В этом же письме содержалась уничижительная оценка деятельности воронежских товарищей — теперь, когда Литвина-Молотова среди них не было, автор давал себе право написать: «…тут громадная косность, лень, отсутствие всякой энергии и мещанская мелочность, так что я встретил только старую гадость и оскорбления сонных людей. <…> Тут нигде нет настоящих коммунистических людей, и я поэтому обращаюсь прямо к вам, в центр».
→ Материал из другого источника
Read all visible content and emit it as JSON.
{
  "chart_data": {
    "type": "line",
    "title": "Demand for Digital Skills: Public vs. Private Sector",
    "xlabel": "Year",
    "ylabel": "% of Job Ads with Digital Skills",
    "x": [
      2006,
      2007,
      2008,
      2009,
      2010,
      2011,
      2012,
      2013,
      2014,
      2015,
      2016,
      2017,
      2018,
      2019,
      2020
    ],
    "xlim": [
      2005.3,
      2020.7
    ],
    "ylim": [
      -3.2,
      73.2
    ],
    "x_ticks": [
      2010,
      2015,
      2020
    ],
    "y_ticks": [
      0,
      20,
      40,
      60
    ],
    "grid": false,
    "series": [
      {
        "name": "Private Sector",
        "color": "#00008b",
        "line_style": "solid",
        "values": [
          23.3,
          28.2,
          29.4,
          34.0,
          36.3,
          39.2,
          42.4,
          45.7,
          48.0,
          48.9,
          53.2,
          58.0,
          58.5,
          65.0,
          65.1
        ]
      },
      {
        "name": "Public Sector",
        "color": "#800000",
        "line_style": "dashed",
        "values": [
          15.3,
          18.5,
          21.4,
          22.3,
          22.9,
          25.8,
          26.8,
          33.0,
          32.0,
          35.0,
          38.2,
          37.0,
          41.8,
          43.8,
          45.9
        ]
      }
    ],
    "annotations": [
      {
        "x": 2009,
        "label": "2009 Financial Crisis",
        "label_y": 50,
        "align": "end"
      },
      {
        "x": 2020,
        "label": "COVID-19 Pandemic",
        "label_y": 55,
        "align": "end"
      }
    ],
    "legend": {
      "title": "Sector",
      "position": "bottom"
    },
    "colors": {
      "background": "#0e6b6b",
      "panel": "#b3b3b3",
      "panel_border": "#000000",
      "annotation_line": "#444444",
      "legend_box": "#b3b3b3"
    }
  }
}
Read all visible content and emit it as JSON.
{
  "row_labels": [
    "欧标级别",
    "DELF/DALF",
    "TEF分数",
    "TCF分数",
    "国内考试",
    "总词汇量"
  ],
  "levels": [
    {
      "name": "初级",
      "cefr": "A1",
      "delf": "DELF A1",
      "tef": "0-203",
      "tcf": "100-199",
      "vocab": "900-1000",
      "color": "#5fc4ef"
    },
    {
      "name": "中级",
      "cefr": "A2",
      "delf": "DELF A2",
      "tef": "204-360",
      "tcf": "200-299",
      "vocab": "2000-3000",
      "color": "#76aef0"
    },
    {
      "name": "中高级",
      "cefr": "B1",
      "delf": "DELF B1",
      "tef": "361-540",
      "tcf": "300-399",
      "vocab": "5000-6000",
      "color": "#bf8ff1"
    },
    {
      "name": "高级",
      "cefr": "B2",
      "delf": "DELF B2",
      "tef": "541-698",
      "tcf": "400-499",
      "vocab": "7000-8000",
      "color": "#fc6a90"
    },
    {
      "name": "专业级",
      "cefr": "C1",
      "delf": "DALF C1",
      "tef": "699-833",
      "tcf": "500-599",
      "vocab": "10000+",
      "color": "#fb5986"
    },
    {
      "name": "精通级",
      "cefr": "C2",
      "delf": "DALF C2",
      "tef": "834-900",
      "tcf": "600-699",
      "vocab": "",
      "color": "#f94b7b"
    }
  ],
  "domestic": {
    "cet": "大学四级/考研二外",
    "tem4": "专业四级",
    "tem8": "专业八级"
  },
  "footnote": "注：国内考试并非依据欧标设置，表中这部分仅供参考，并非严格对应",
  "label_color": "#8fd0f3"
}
Кроме того, Платонов настаивал на том, чтобы его стихи были напечатаны в том порядке и в том виде, в каком они были предложены, то есть никакой цензуры и редактуры признавать не хотел: «Если будете печатать, то прямо сдавайте в набор как есть». И заканчивалось все краткими сведениями о себе: «По профессии я электромонтер и прошу извинить за письмо и за то, что обращаюсь к вам». Ненужная конфликтность налицо, а те немаловажные факты, которые могли бы продвинуть дело — членство в Воронежском Союзе пролетарских писателей и, более того, в его правлении, участие в работе московского съезда, наконец, принадлежность к РКП(б), — все это выносилось за скобки по причине личной нерасчетливости, скромности либо слишком великой степени идеализма и веры в Москву, которая и так должна все оценить.

Но косность, лень и мещанская мелочность процветали не только в губернском Воронеже. Столица повела себя по отношению к начинающему поэту ничуть не лучше, заставляя его вновь и вновь о себе напоминать: «Просил я у вас ответа, но вы молчите, и я еще раз прошу его. Я не знаю, что мне делать. Пишу я плохо, это знаю, потому что я электромонтер, а не писатель». С этой самохарактеристикой тем же письмом в Москву была отправлена рукопись рассказов.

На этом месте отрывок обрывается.